This chapter discusses the concept of "bailouts" as applied to various cases, including Penn Central, Lockheed, New York City, Chrysler, and others.
The analogy of a sporting event used previously is abandoned for a more serious examination of the "real game" of bank bailouts by the Federal Reserve.
Penn Central
The largest U.S. railroad faced bankruptcy in 1970, deeply in debt to multiple large banks.
Banks had significant control over management decisions, contributing to financial mismanagement.
Insider trading allegations arose when banks sold shares before public announcements.
The need for a federal bailout became evident to prevent complete shutdown.
The Fed's intervention included opening the discount window to provide liquidity.
Eventually led to the nationalization of passenger and freight services through Amtrak and Conrail.
Lockheed
Largest defense contractor, faced bankruptcy in 1970.
A coalition of interests lobbied for a federal bailout to prevent military and economic fallout.
Treasury guaranteed $250 million in loans, essentially subsidizing defense contracts.
New York City
In 1975, NYC faced financial collapse due to excessive debt, employment, and welfare promises.

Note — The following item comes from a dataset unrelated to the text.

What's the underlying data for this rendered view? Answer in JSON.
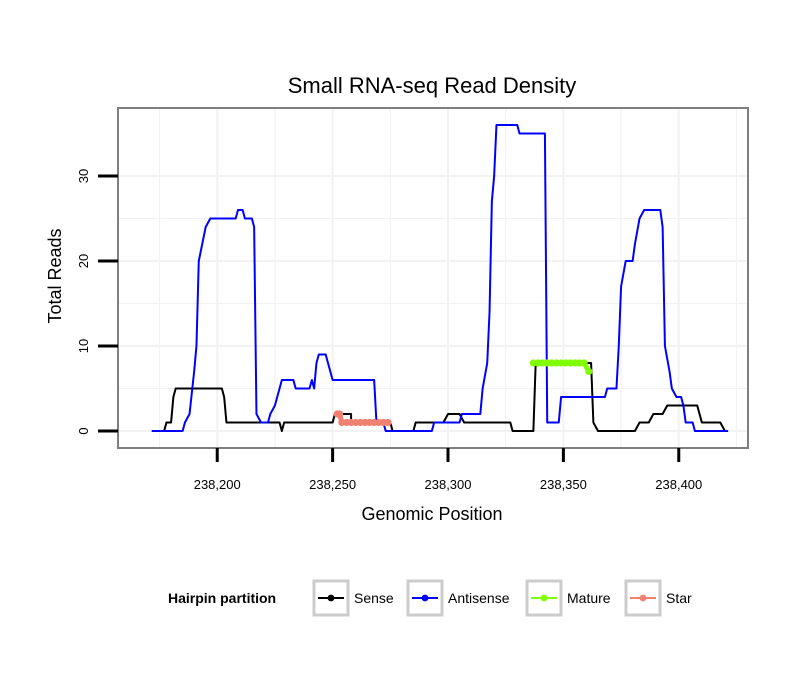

Banks held significant debt, necessitating federal intervention to prevent bankruptcy.
Federal loans enabled the continuation of city services under the specter of potential financial chaos.
Chrysler
In 1978, Chrysler faced massive debt due to outdated vehicle models and high interest rates.
A $1.5 billion federal loan guarantee was arranged to save the company.
Banks benefitted from taxpayer-backed loans, while Chrysler avoided collapse.
Federal Deposit Insurance Corporation (FDIC)
FDIC not true insurance, but more a tool for bailouts of large banks.
Several options for handling bank failures: payoff, sell-off, or bailout.
Bailouts protect banks regardless of size, but particularly favor large banks.
Unity Bank
An exception to bailout practices, saved due to social and political considerations.
Despite financial mismanagement, the bank was bailed out to avoid social unrest.
Commonwealth Bank of Detroit
Bailouts became standard for larger banks, with justifications ranging from essential services to minority issues.
First Pennsylvania Bank
1980 bailout emphasized importance of large banks in maintaining economic stability.
FDIC provided substantial support to prevent perceived domino effect.
Continental Illinois
1984 bailout of the nation's seventh-largest bank represented one of the largest interventions.
Triggered by a chain of bad loans and an electronic bank run.
FDIC and Federal Reserve provided extensive support to prevent collapse.
Highlighted the disparities in treatment between large and small banks.
Conclusion
The Federal Reserve and associated bailouts favor large banks at the expense of smaller ones and taxpayers.
This chapter provides a foundation for questioning the role of the Federal Reserve and its impact on the economy.